Saying the Rosary together...

Donall MacAmhlaigh was one of those tens of thousands who took the boat to Holyhead during the 1950s. Born in Knocknacarra, Galway, in 1926 into an Irish-speaking family, he worked in a series of jobs after leaving school aged 15, before joining the Army in 1948. Unable to find work after three years in the Army he emigrated to Britain where so many of his friends and neighbours had gone before him. His first job was a live-in stoker in a hospital in Northampton until low pay tempted him to swap security for the higher wages of life as a navvy.

Work as a labourer on the construction sites of post-war Britain was difficult and casual. Like other navvies, he had to follow the work, so he never put down roots in any one city, setting up temporary home in a succession of digs and camps. *

The navvy’s life contrasted with that of most Irish emigrants to Britain, who lived a more sedentary existence working in factories and hospitals.

The navvy life was tough. But the wages were decent and the camaraderie among the Irish ex-pats was one of the things that kept the men going. So too was the social life around the Irish bars and dance halls of the various cities and towns.

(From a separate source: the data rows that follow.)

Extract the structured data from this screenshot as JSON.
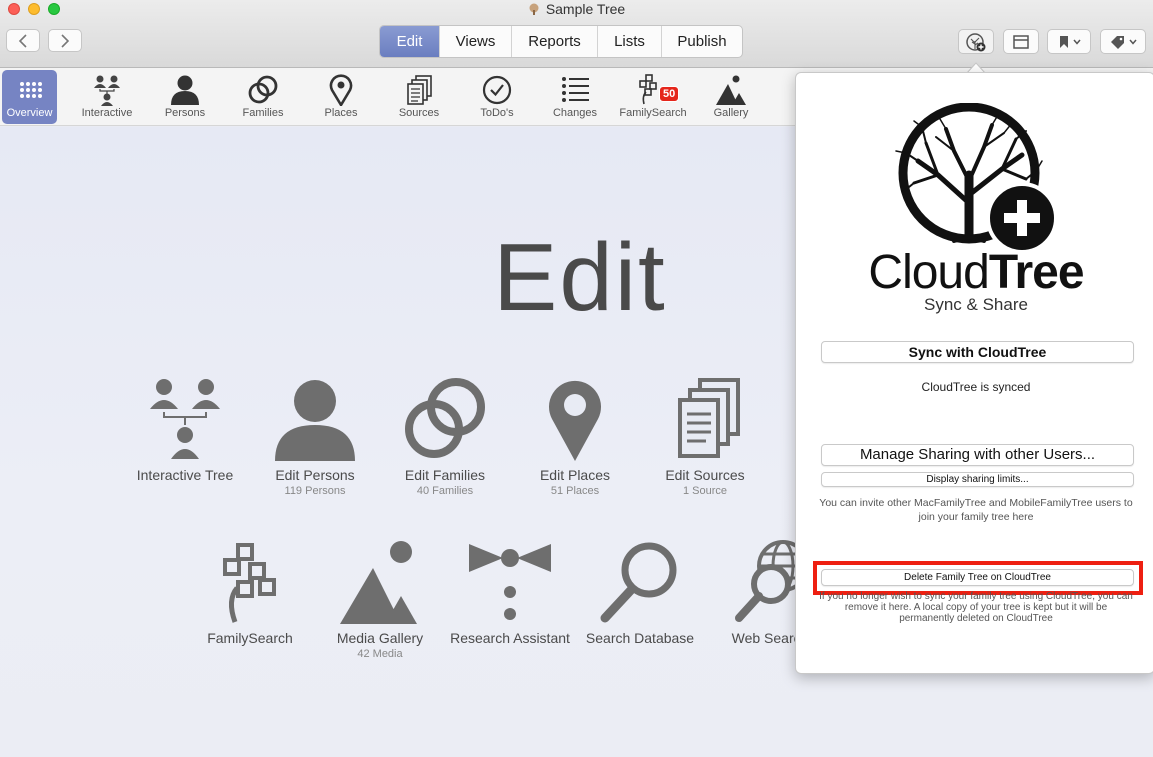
{
  "window": {
    "title": "Sample Tree"
  },
  "segments": [
    {
      "label": "Edit",
      "active": true
    },
    {
      "label": "Views",
      "active": false
    },
    {
      "label": "Reports",
      "active": false
    },
    {
      "label": "Lists",
      "active": false
    },
    {
      "label": "Publish",
      "active": false
    }
  ],
  "toolbar_items": [
    {
      "label": "Overview",
      "icon": "grid-icon"
    },
    {
      "label": "Interactive",
      "icon": "interactive-tree-icon"
    },
    {
      "label": "Persons",
      "icon": "person-icon"
    },
    {
      "label": "Families",
      "icon": "rings-icon"
    },
    {
      "label": "Places",
      "icon": "pin-icon"
    },
    {
      "label": "Sources",
      "icon": "documents-icon"
    },
    {
      "label": "ToDo's",
      "icon": "check-circle-icon"
    },
    {
      "label": "Changes",
      "icon": "list-icon"
    },
    {
      "label": "FamilySearch",
      "icon": "familysearch-icon",
      "badge": "50"
    },
    {
      "label": "Gallery",
      "icon": "mountain-icon"
    }
  ],
  "main": {
    "title": "Edit",
    "tiles": [
      {
        "label": "Interactive Tree",
        "sub": "",
        "icon": "interactive-tree-icon"
      },
      {
        "label": "Edit Persons",
        "sub": "119 Persons",
        "icon": "person-icon"
      },
      {
        "label": "Edit Families",
        "sub": "40 Families",
        "icon": "rings-icon"
      },
      {
        "label": "Edit Places",
        "sub": "51 Places",
        "icon": "pin-icon"
      },
      {
        "label": "Edit Sources",
        "sub": "1 Source",
        "icon": "documents-icon"
      },
      {
        "label": "FamilySearch",
        "sub": "",
        "icon": "familysearch-icon"
      },
      {
        "label": "Media Gallery",
        "sub": "42 Media",
        "icon": "mountain-icon"
      },
      {
        "label": "Research Assistant",
        "sub": "",
        "icon": "bowtie-icon"
      },
      {
        "label": "Search Database",
        "sub": "",
        "icon": "magnifier-icon"
      },
      {
        "label": "Web Search",
        "sub": "",
        "icon": "web-search-icon"
      }
    ]
  },
  "cloudtree": {
    "brand_light": "Cloud",
    "brand_bold": "Tree",
    "tagline": "Sync & Share",
    "sync_button": "Sync with CloudTree",
    "status": "CloudTree is synced",
    "manage_button": "Manage Sharing with other Users...",
    "limits_button": "Display sharing limits...",
    "invite_text": "You can invite other MacFamilyTree and MobileFamilyTree users to join your family tree here",
    "delete_button": "Delete Family Tree on CloudTree",
    "delete_note": "If you no longer wish to sync your family tree using CloudTree, you can remove it here. A local copy of your tree is kept but it will be permanently deleted on CloudTree"
  },
  "colors": {
    "accent": "#7684c3",
    "highlight": "#ee1f11",
    "badge": "#e5261b",
    "icon_gray": "#6e6e6e"
  }
}
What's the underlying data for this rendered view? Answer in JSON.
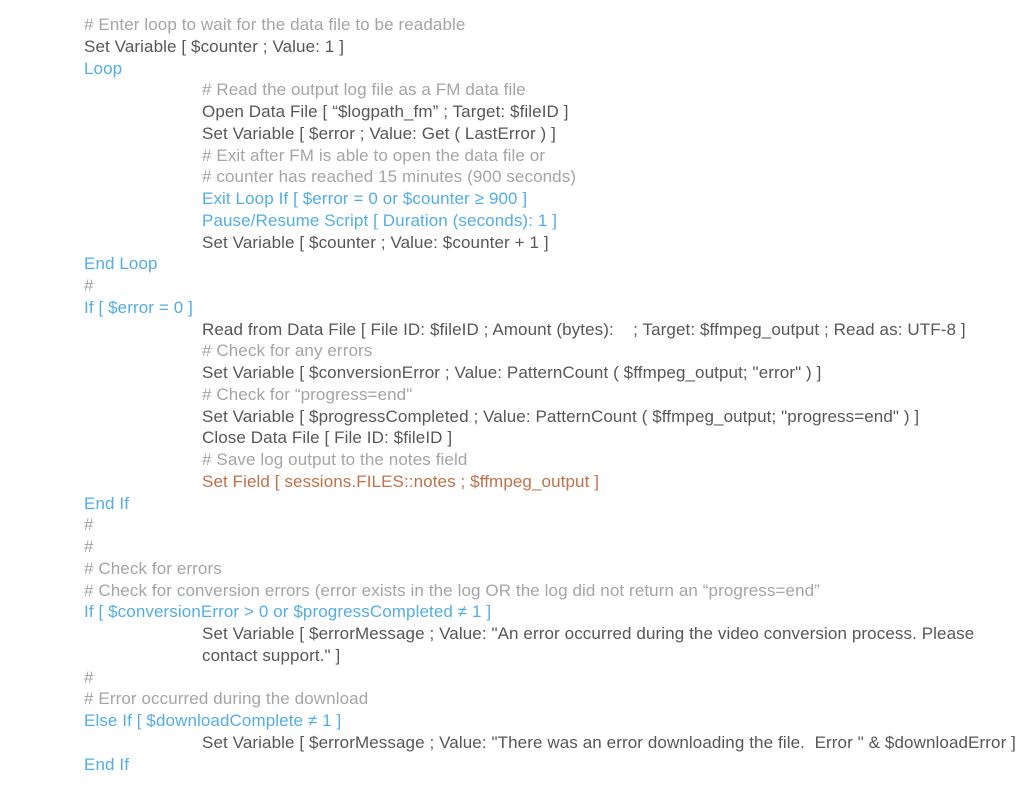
{
  "lines": [
    {
      "indent": false,
      "color": "gray-light",
      "text": "# Enter loop to wait for the data file to be readable"
    },
    {
      "indent": false,
      "color": "gray-dark",
      "text": "Set Variable [ $counter ; Value: 1 ]"
    },
    {
      "indent": false,
      "color": "blue",
      "text": "Loop"
    },
    {
      "indent": true,
      "color": "gray-light",
      "text": "# Read the output log file as a FM data file"
    },
    {
      "indent": true,
      "color": "gray-dark",
      "text": "Open Data File [ “$logpath_fm” ; Target: $fileID ]"
    },
    {
      "indent": true,
      "color": "gray-dark",
      "text": "Set Variable [ $error ; Value: Get ( LastError ) ]"
    },
    {
      "indent": true,
      "color": "gray-light",
      "text": "# Exit after FM is able to open the data file or"
    },
    {
      "indent": true,
      "color": "gray-light",
      "text": "# counter has reached 15 minutes (900 seconds)"
    },
    {
      "indent": true,
      "color": "blue",
      "text": "Exit Loop If [ $error = 0 or $counter ≥ 900 ]"
    },
    {
      "indent": true,
      "color": "blue",
      "text": "Pause/Resume Script [ Duration (seconds): 1 ]"
    },
    {
      "indent": true,
      "color": "gray-dark",
      "text": "Set Variable [ $counter ; Value: $counter + 1 ]"
    },
    {
      "indent": false,
      "color": "blue",
      "text": "End Loop"
    },
    {
      "indent": false,
      "color": "gray-light",
      "text": "#"
    },
    {
      "indent": false,
      "color": "blue",
      "text": "If [ $error = 0 ]"
    },
    {
      "indent": true,
      "color": "gray-dark",
      "text": "Read from Data File [ File ID: $fileID ; Amount (bytes):    ; Target: $ffmpeg_output ; Read as: UTF-8 ]"
    },
    {
      "indent": true,
      "color": "gray-light",
      "text": "# Check for any errors"
    },
    {
      "indent": true,
      "color": "gray-dark",
      "text": "Set Variable [ $conversionError ; Value: PatternCount ( $ffmpeg_output; \"error\" ) ]"
    },
    {
      "indent": true,
      "color": "gray-light",
      "text": "# Check for “progress=end\""
    },
    {
      "indent": true,
      "color": "gray-dark",
      "text": "Set Variable [ $progressCompleted ; Value: PatternCount ( $ffmpeg_output; \"progress=end\" ) ]"
    },
    {
      "indent": true,
      "color": "gray-dark",
      "text": "Close Data File [ File ID: $fileID ]"
    },
    {
      "indent": true,
      "color": "gray-light",
      "text": "# Save log output to the notes field"
    },
    {
      "indent": true,
      "color": "orange",
      "text": "Set Field [ sessions.FILES::notes ; $ffmpeg_output ]"
    },
    {
      "indent": false,
      "color": "blue",
      "text": "End If"
    },
    {
      "indent": false,
      "color": "gray-light",
      "text": "#"
    },
    {
      "indent": false,
      "color": "gray-light",
      "text": "#"
    },
    {
      "indent": false,
      "color": "gray-light",
      "text": "# Check for errors"
    },
    {
      "indent": false,
      "color": "gray-light",
      "text": "# Check for conversion errors (error exists in the log OR the log did not return an “progress=end”"
    },
    {
      "indent": false,
      "color": "blue",
      "text": "If [ $conversionError > 0 or $progressCompleted ≠ 1 ]"
    },
    {
      "indent": true,
      "color": "gray-dark",
      "text": "Set Variable [ $errorMessage ; Value: \"An error occurred during the video conversion process. Please contact support.\" ]"
    },
    {
      "indent": false,
      "color": "gray-light",
      "text": "#"
    },
    {
      "indent": false,
      "color": "gray-light",
      "text": "# Error occurred during the download"
    },
    {
      "indent": false,
      "color": "blue",
      "text": "Else If [ $downloadComplete ≠ 1 ]"
    },
    {
      "indent": true,
      "color": "gray-dark",
      "text": "Set Variable [ $errorMessage ; Value: \"There was an error downloading the file.  Error \" & $downloadError ]"
    },
    {
      "indent": false,
      "color": "blue",
      "text": "End If"
    }
  ]
}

Donal kept a record of his time as a navvy in England, which was published as Dialann Deoraí in 1960, and was translated into English four years later. It is a vivid, engagingly written, and often moving account of the experience of being Irish in Britain during that pivotal period.

Here is an extract:

...’I then went over to the dance at the Shamrock and met plenty there. They’re all Connemara people that come here and it would go hard with you to find a word of English there...I left the dance a bit early as I had to go and find a night’s lodging for myself. I made my way down Harrow Road until at last I found a place to stay. I felt like going down to Ward’s in Maida Vale but at the same time I was a bit reluctant to do so as his wife Maire had thrown me out the year before for taking Packy out drinking.

‘Up I went to the bedroom that the landlady offered me. But I found a man in the bed already and damned if I knew what on earth to do Anyway, he told me to get in beside him which I did as I didn’t think I could get anywhere else at that time of the night.

A bloody big fellow he was and I nearly fell out of the bed as soon as I got into it. Talkative, too, he was and he told me that he spent most of his life over in Boston. He lost his wife a long time ago and had one daughter. This girl was responsible for his leaving America. She had been bad with asthma ever since she was born and he had spent years taking her from place to place hoping the poor creature would improve. He had spent everything he earned doing this; and isn’t it strange that, in the end, she didn’t get her health until they ended up here in this foggy city. So they’ve been here ever since - the daughter working in a hospital and the old man out navvying.

‘After I got his life story - a Murphy from Cork he was - he started giving out the Rosary and I answered him. I must say that this amazed me for long as I have been in this country this is the first time that I have come across two strangers in the same bed saying the Rosary together.’

*I am taking this piece from an interesting new book We Declare - Landmark documents in Ireland’s history, by Richard Aldous & Niamh Puirsell, published by Quercus, and on sale €27.60. Illustrated at times by the original documents, it brings history to life.